不知从何时开始,我患上了脸盲症,而且近年加剧,大有愈演愈烈之势。
前几天去外校出差,第二天早上走进早餐店,只见店里挤满了人,正东张西望找位置,一位年轻的男子喊我:“贾老师,吃早饭啊!过来,坐这来!”语气似乎和我很熟的样子。我怔怔地看着他,觉得好像在哪里见过,一副很面熟的脸孔。
“今天上课的老师?不知道!以前的学生?不像?同样是评委吗?哪个科目?不清楚!他是谁?”我茫然无措,一面在脑子里飞速“检索”,一面故作镇定地和他打招呼:“你也吃早饭啊?住在附近吗?”
“是,我住我哥那里,吃个早餐。今天将是艰难的一天啊!有些坐不下来了!”
“是的,好几个小时呢!”我应承道,看来他和我一样是当评委的,那肯定是在校园里见过的,可他因何知道我的姓氏?他又姓什名谁?我还在苦苦思索着。为避免尴尬,我又扯几句无关紧要的客套话。他吃完饭,起身告辞。
我早饭吃罢, 匆匆走进教室,在评委席坐下,扭头一看,刚才那位老师正是坐在我旁边。天啊!我们昨天在一起工作了一整天,还就选手的课堂设计多次交换过意见。我哑然失笑,同时又为我的脸盲症苦恼不已。
“哎,哎,这位同学,你过来一下,哪个班的?叫一下你班科代表。你,去叫一下x班历史科代表!”我站在院子里向几名学生发号施令。一位学生向我走来:“老师,你找我?”
“你是2班的张×?”
“不,老师,我是4班的刘x。”
我歉意地朝他笑笑。这种张冠李戴的事已经发生了好多次,令我十分懊恼。
作为老师,像我这样在院子里“哎哎”地喊学生是十分不礼貌的。每教一届学生,快速记住名字是对学生起码的尊重,能拉近距离,获得学生的好感。为此,我已经很努力了地在克服自己的脸盲症了,还总结出了“座位记忆法”、“面孔记忆法”、“特点记忆法”、“发型记忆法”、“性格记忆法”等一系列方法,在上课和自习学生背知识点的时候,我在行道里走动,努力地背诵学生姓名,力求对号入座。怎奈随着年纪增大,可能是脑萎缩了,脑容量实在有限,我的记忆力停留在以前熟识的亲人、朋友和学生,怎么也容不了一张张陌生的面孔。随着孩子们发型、座位、服饰的改变,一切又得从头开始。
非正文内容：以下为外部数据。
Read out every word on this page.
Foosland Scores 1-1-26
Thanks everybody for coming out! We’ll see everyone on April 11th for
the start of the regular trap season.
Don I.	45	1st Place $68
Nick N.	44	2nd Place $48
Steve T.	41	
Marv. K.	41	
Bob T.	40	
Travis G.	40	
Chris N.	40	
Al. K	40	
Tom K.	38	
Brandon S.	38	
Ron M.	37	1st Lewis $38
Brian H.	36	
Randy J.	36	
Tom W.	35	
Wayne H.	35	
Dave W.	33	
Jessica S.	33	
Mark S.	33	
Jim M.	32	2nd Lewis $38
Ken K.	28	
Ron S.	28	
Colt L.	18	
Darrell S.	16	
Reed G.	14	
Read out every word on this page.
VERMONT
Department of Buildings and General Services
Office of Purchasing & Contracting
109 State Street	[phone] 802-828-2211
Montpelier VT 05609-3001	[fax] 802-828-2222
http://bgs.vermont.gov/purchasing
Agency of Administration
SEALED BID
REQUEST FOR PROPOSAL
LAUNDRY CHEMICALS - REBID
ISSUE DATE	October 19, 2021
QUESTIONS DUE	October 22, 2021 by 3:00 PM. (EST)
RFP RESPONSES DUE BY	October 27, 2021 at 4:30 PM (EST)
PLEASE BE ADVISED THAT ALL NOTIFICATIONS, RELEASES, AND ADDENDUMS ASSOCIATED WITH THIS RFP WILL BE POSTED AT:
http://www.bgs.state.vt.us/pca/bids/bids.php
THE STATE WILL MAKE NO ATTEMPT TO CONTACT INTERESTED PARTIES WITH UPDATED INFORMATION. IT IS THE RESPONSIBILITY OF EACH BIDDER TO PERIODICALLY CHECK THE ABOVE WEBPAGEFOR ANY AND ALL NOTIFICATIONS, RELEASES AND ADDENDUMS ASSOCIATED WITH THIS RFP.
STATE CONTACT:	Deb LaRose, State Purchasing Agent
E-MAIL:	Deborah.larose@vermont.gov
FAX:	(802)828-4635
经过半学期的努力,每个班能认二十多名学生,合起来差不多是所教学生的一半。正当我沾沾自喜的时候,秋去冬来,学生齐刷刷地换上冬季校服,男生小平头,女孩齐流海,在红色秋服的映衬下,面庞像绽放的桃花般灿烂,是那么地熟悉而又陌生。我的脸盲症又犯了。于是我又默默地拿出学生名单,从头开始吧!
唉! 脸盲症是一种病,得治啊!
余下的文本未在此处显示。